29.03.2007 Artikelansicht
Ausschnitt Zeitungsausschnitt
Drucken Drucken

 

Vater in den Kopf gestochen

Schizophrenie: Täter in der Psychiatrie untergebracht

Bielefeld (uko). Weil er seinen Vater im Zustand der Schuldunfähigkeit mit einem Messer angegriffen und schwer verletzt hat, ist ein psychisch kranker Bielefelder in der Psychiatrie untergebracht worden. Der junge Mann habe seinen Vater im Zentrum seines Wahnsystems vermutet, meinten gestern die Richter.

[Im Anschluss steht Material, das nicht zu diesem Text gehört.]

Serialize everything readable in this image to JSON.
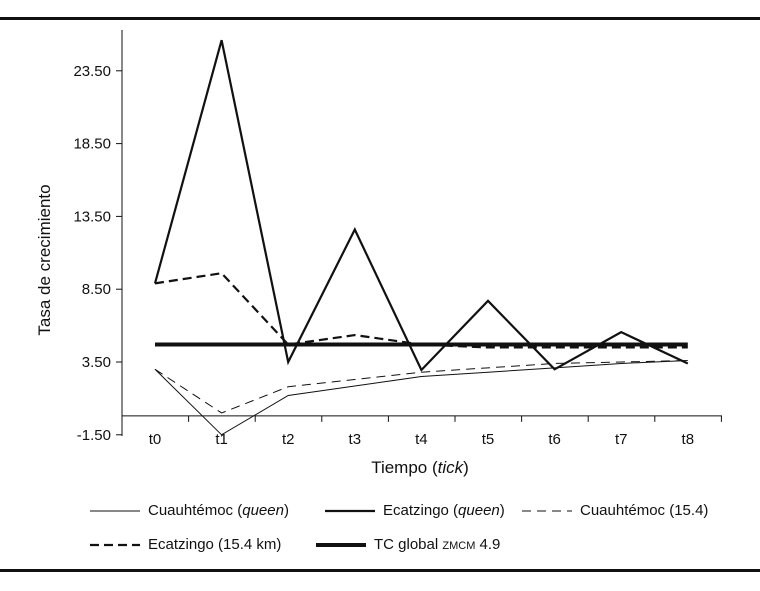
{
  "chart_data": {
    "type": "line",
    "title": "",
    "xlabel": "Tiempo",
    "xlabel_italic": "tick",
    "ylabel": "Tasa de crecimiento",
    "x": [
      "t0",
      "t1",
      "t2",
      "t3",
      "t4",
      "t5",
      "t6",
      "t7",
      "t8"
    ],
    "yticks": [
      "23.50",
      "18.50",
      "13.50",
      "8.50",
      "3.50",
      "-1.50"
    ],
    "ytick_values": [
      23.5,
      18.5,
      13.5,
      8.5,
      3.5,
      -1.5
    ],
    "ylim": [
      -1.5,
      26
    ],
    "grid": false,
    "legend_placement": "bottom",
    "series": [
      {
        "name": "Cuauhtémoc",
        "name_italic": "queen",
        "style": "thin-solid",
        "values": [
          3.0,
          -1.5,
          1.2,
          1.85,
          2.5,
          2.8,
          3.1,
          3.4,
          3.6
        ]
      },
      {
        "name": "Ecatzingo",
        "name_italic": "queen",
        "style": "thick-solid",
        "values": [
          8.9,
          25.6,
          3.5,
          12.6,
          2.95,
          7.7,
          3.0,
          5.55,
          3.4
        ]
      },
      {
        "name": "Cuauhtémoc (15.4)",
        "style": "thin-dashed",
        "values": [
          3.0,
          0.0,
          1.8,
          2.3,
          2.8,
          3.1,
          3.4,
          3.5,
          3.6
        ]
      },
      {
        "name": "Ecatzingo (15.4 km)",
        "style": "thick-dashed",
        "values": [
          8.9,
          9.6,
          4.7,
          5.35,
          4.7,
          4.5,
          4.5,
          4.5,
          4.5
        ]
      },
      {
        "name": "TC global",
        "name_smallcaps": "ZMCM",
        "name_suffix": "4.9",
        "style": "heavy-solid",
        "values": [
          4.7,
          4.7,
          4.7,
          4.7,
          4.7,
          4.7,
          4.7,
          4.7,
          4.7
        ]
      }
    ]
  }
}
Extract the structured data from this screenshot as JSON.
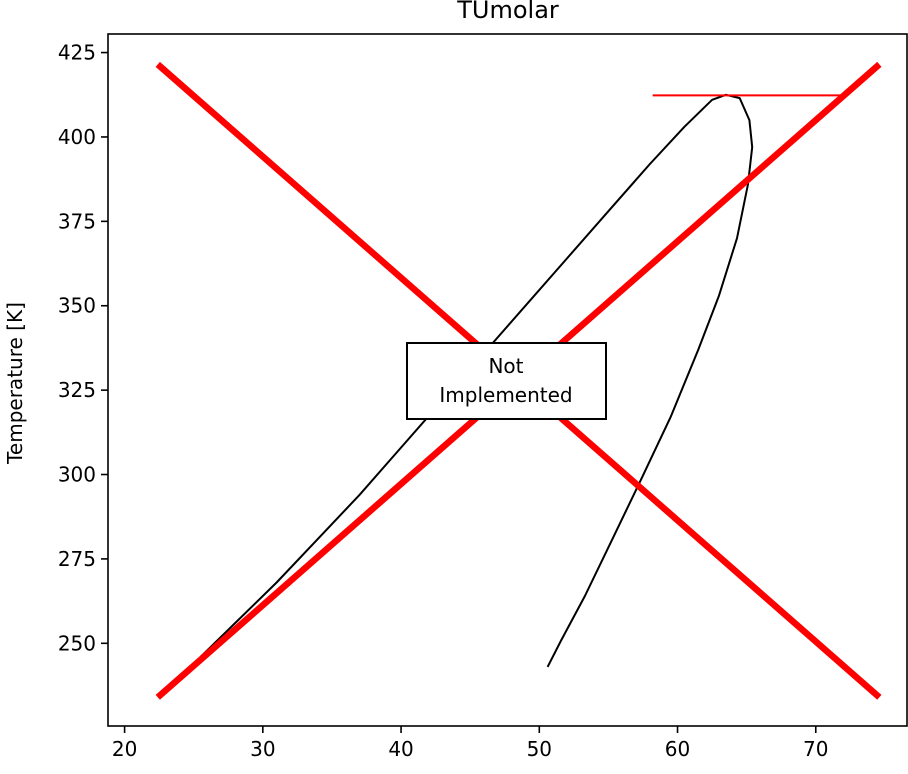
{
  "chart_data": {
    "type": "line",
    "title": "TUmolar",
    "xlabel": "",
    "ylabel": "Temperature [K]",
    "xlim": [
      18.8,
      76.6
    ],
    "ylim": [
      225.5,
      430.5
    ],
    "xticks": [
      20,
      30,
      40,
      50,
      60,
      70
    ],
    "yticks": [
      250,
      275,
      300,
      325,
      350,
      375,
      400,
      425
    ],
    "grid": false,
    "annotation": {
      "line1": "Not",
      "line2": "Implemented"
    },
    "colors": {
      "curve": "#000000",
      "cross": "#ff0000",
      "critical_line": "#ff0000"
    },
    "series": [
      {
        "values": [
          [
            25.5,
            246
          ],
          [
            28,
            256
          ],
          [
            31,
            268
          ],
          [
            34,
            281
          ],
          [
            37,
            294
          ],
          [
            40,
            308
          ],
          [
            43,
            322
          ],
          [
            46,
            336
          ],
          [
            49,
            350
          ],
          [
            52,
            364
          ],
          [
            55,
            378
          ],
          [
            58,
            392
          ],
          [
            60.5,
            403
          ],
          [
            62.5,
            411
          ],
          [
            63.5,
            412.5
          ],
          [
            64.5,
            411.5
          ],
          [
            65.2,
            405
          ],
          [
            65.4,
            397
          ],
          [
            65.1,
            386
          ],
          [
            64.3,
            370
          ],
          [
            63,
            353
          ],
          [
            61.5,
            337
          ],
          [
            59.5,
            317
          ],
          [
            57.3,
            298
          ],
          [
            55.3,
            281
          ],
          [
            53.3,
            264
          ],
          [
            51.6,
            251
          ],
          [
            50.6,
            243
          ]
        ]
      },
      {
        "values": [
          [
            58.2,
            412.3
          ],
          [
            71.8,
            412.3
          ]
        ]
      },
      {
        "values": [
          [
            22.4,
            421.5
          ],
          [
            74.6,
            234
          ]
        ]
      },
      {
        "values": [
          [
            22.4,
            234
          ],
          [
            74.6,
            421.5
          ]
        ]
      }
    ]
  }
}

Martin B. (31, alle Namen geändert) erkrankte in seinem 16. Lebensjahr an einer unheilbaren paranoiden halluzinatorischen Schizophrenie. Das Leiden wurde jedoch erst vor wenigen Jahren erkannt. Seither kam es immer wieder zu Spannungen zwischen dem jungen Mann und seinen Eltern, die ihm seine Geistesverwirrung auch offen vorhielten.
2005 zog der Student der Naturwissenschaftlichen Informatik aus dem Elternhaus in Oldentrup aus und quartierte sich in einer Wohngemeinschaft an der Melanchthonstraße ein. Dort fiel er auch seinen Mitbewohnern aufgrund seiner eigentümlichen, abgeschotteten Lebensweise auf. Zudem imitierte Martin B., der im Nebenfach Robotik studierte, die Bewegungen von Menschenmaschinen.
Am 13. Februar 2006 fuhr B. im einem Akt der Verzweiflung zu seinem Elternhaus, weil er nach einem negativen Bescheid der Agentur für Arbeit seinen finanziellen Ruin fürchtete und seinen Vater dafür als Drahtzieher vermutete.
Arglos öffnete der Vater die Haustür, weil er seinem Sohn vertraute, der angeblich nach seinen im Haus verbliebenen Sachen schauen wollte. Als man das frühere Zimmer des Sohnes verlassen hatte, zog Martin B. zwei Schälmesser und stach mehrmals auf seinen Vater ein. Der 65-jährige Mann erlitt zunächst zwei klaffende Wunden an der Wange und am Hals, wobei ein Stich nur knapp die Halsschlagader verfehlte. Während des folgenden Gerangels jedoch gewann der Vater die Oberhand. Martin B. verließ das Elternhaus fluchtartig, stellte sich aber später der Polizei.
Er sei wütend auf seine Eltern gewesen, gestand der Beschuldigte gestern vor der 2. Strafkammer des Landgerichts. »Ich fühlte mich verfolgt und belästigt, denn sie hatten mich zuvor in die Psychiatrie einweisen lassen wollen.« Tatsächlich hätte er sogar den Tod seines Vaters in Kauf genommen, gab Martin B. gestern zu.
Im Verlauf des Prozesses zeigte sich Martin B. geläutert und versöhnte sich sogar mit seinem Vater. Ein Gutachter des Westfälischen Zentrums für Forensische Psychiatrie in Lippstadt-Eickelborn bestätigte denn auch die Besserung des Zustandes. Allerdings hielt der Sachverständige eine weitere Therapierung des Mannes - bei Aufrechterhaltung der Medikation im Rahmen einer »festen Struktur« - für unerlässlich.
Auf Antrag von Staatsanwalt Klaus Metzler, dem sich Verteidiger Friedbert Teutenberg im Sinne seines Mandanten anschloss, wurde daraufhin vom Landgericht die Unterbringung des Bielefelders in einer Klinik angeordnet.